Mais revenons au programme FN qui ose se qualifier de « refondateur » -il sera peut-être prochainement réactualisé, probablement en allant vers le pire puisqu’on suppose que les reproches adressées à l’école de Sarkozy ne sont rien par rapport à l’attaque en règle contre l’école « socialiste » (théorie du genre, interdisciplinarité ou fin des bourses au mérite …)
D’abord, je me suis demandé qu’est-ce qui distingue ce programme des positions sur l’école de ceux qui pilonnent sans cesse le « pédagogisme » ? Sans doute la radicalité et l’extrémisme, mais au fond pas tant de choses. On trouve l’affirmation de l’autorité-rataplaplan, la référence à la culture nationale, la verticalité du rapport maitre/élève, la condamnation du collège unique et le recours à la sélection précoce, le recentrage en primaire sur le français et le calcul (on ne parle même pas de mathématiques et l’on réduit le français aux règles d’orthographe et de grammaire).
Ce qui frappe quand même, c’est l’extrême fermeture de cette école : fermée aux nouvelles technologies, à l’histoire européenne et mondiale, au monde du XXI° siècle.
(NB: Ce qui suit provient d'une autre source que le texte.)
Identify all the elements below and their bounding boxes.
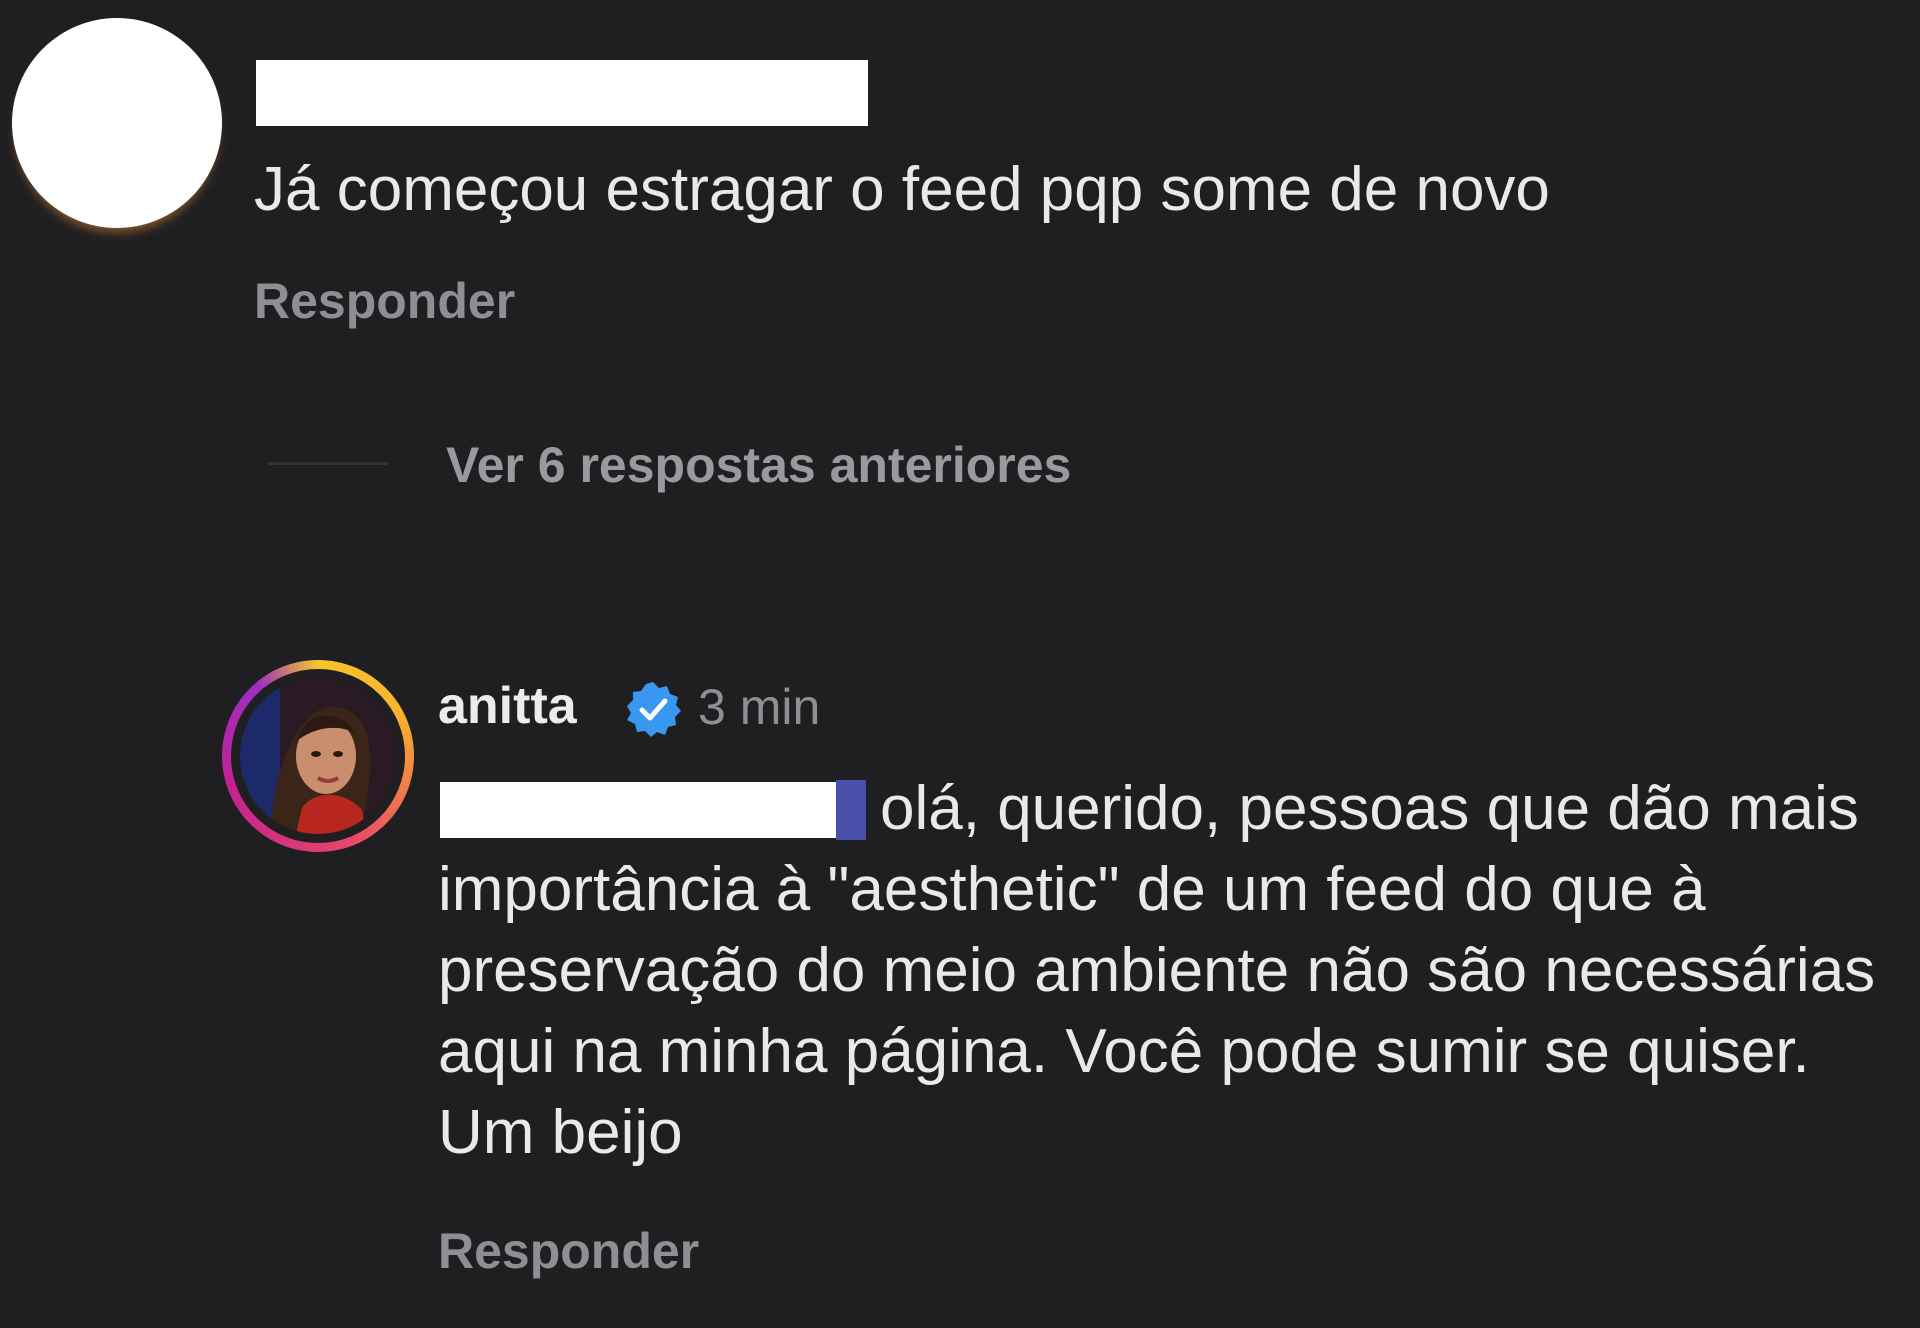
reply-button-2[interactable]: Responder	[438, 1222, 699, 1280]
verified-badge-icon	[627, 682, 681, 737]
view-previous-replies-button[interactable]: Ver 6 respostas anteriores	[446, 436, 1071, 494]
reply-button[interactable]: Responder	[254, 272, 515, 330]
comments-screen: Já começou estragar o feed pqp some de n…	[0, 0, 1920, 1328]
reply-username[interactable]: anitta	[438, 676, 577, 736]
reply-avatar	[240, 678, 396, 834]
reply-avatar-story-ring[interactable]	[222, 660, 414, 852]
commenter-avatar-redacted[interactable]	[12, 18, 222, 228]
reply-timestamp: 3 min	[698, 679, 821, 735]
reply-text: olá, querido, pessoas que dão mais impor…	[438, 774, 1876, 1167]
comment-text: Já começou estragar o feed pqp some de n…	[254, 155, 1550, 224]
avatar-portrait-image	[240, 678, 396, 834]
replies-divider-line	[268, 462, 388, 465]
commenter-username-redacted	[256, 60, 868, 126]
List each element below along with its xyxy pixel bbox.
On objectera que le mot « ouverture » est présent dans la phrase : « L’école doit aussi donner au citoyen les moyens de subvenir à ses besoins et à ceux des siens, sachant qu’il changera probablement trois ou quatre fois de métier au cours de sa vie active. Les programmes doivent présenter les fondamentaux de chaque matière dans une perspective d’ouverture. » Mais on ne voit pas bien ce que signifie ici cette « ouverture » qui devrait être si on prend le début « subvenir à ses besoins » (remarquons le caractère réducteur de la formule, digne d’une mauvaise rédaction de troisième) être justement une conception large des compétences du siècle présent (savoir s’exprimer à l’oral, travailler avec les autres, se constituer un esprit critique, pour pouvoir par exemple décoder un tract du FN…) qui ne se trouvent absolument pas dans ce « programme » rudimentaire.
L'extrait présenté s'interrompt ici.